My parting note is something of a call to arms. Firstly, give pickling a go. It’s so good for your microbiome (probably) and it can end up being one of those Sunday activities where if you do enough of them it makes the upcoming week bearable (pickles in the fridge = unlimited tasty little treats). If you have some ginger left over, let it infuse in hot water and serve with honey and lemon. Maybe put some spiced rum or whisky in it, I bet that’s delicious, albeit not as good for you. Never buy your ginger from Tesco, you get the big proper roots at a grocer’s (more importantly, buy local!).
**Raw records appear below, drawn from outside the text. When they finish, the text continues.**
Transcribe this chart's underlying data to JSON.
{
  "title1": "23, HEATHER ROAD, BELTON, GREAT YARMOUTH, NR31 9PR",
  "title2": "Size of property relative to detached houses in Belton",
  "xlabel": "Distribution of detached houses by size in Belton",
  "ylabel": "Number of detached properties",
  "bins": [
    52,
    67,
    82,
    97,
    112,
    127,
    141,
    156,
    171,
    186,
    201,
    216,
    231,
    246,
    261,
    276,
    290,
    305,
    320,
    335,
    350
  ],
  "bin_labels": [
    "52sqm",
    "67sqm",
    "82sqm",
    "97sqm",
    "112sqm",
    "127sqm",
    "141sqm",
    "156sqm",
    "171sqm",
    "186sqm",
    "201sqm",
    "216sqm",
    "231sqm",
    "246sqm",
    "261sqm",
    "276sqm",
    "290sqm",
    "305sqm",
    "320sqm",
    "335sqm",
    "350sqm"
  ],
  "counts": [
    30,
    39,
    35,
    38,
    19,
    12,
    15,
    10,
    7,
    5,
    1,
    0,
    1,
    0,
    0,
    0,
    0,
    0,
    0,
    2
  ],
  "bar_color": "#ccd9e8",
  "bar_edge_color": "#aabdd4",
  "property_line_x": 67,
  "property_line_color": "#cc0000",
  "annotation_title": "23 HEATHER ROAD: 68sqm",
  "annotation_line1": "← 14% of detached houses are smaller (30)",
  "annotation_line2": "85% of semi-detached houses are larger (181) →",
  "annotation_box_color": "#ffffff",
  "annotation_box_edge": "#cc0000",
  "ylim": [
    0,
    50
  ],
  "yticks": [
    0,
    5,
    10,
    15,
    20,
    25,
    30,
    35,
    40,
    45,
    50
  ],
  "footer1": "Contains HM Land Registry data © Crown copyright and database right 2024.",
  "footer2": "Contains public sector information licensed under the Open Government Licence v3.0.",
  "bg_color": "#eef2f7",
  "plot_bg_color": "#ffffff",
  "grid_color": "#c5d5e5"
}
Also, babble at politicians and artists on Twitter in an annoying, nonsensical, generic-member-of-the-public sort of way, but not like teenagers do with Ariana Grande, I think a line would be drawn there. Base your self-perception on screenshots from The Simpsons. What else? Drink your housemate’s damson vodka until a silly hour on a Monday night, ask for help, learn how to actually throw a dart, stand up for the people you love, make new dishes that you’ve never had before, explore the streets that you walk past every day but never walk down. Perhaps most importantly, never get coffee from anywhere but Barrio Comida. It’s a quid and delicious. You literally cannot fuck up filter coffee.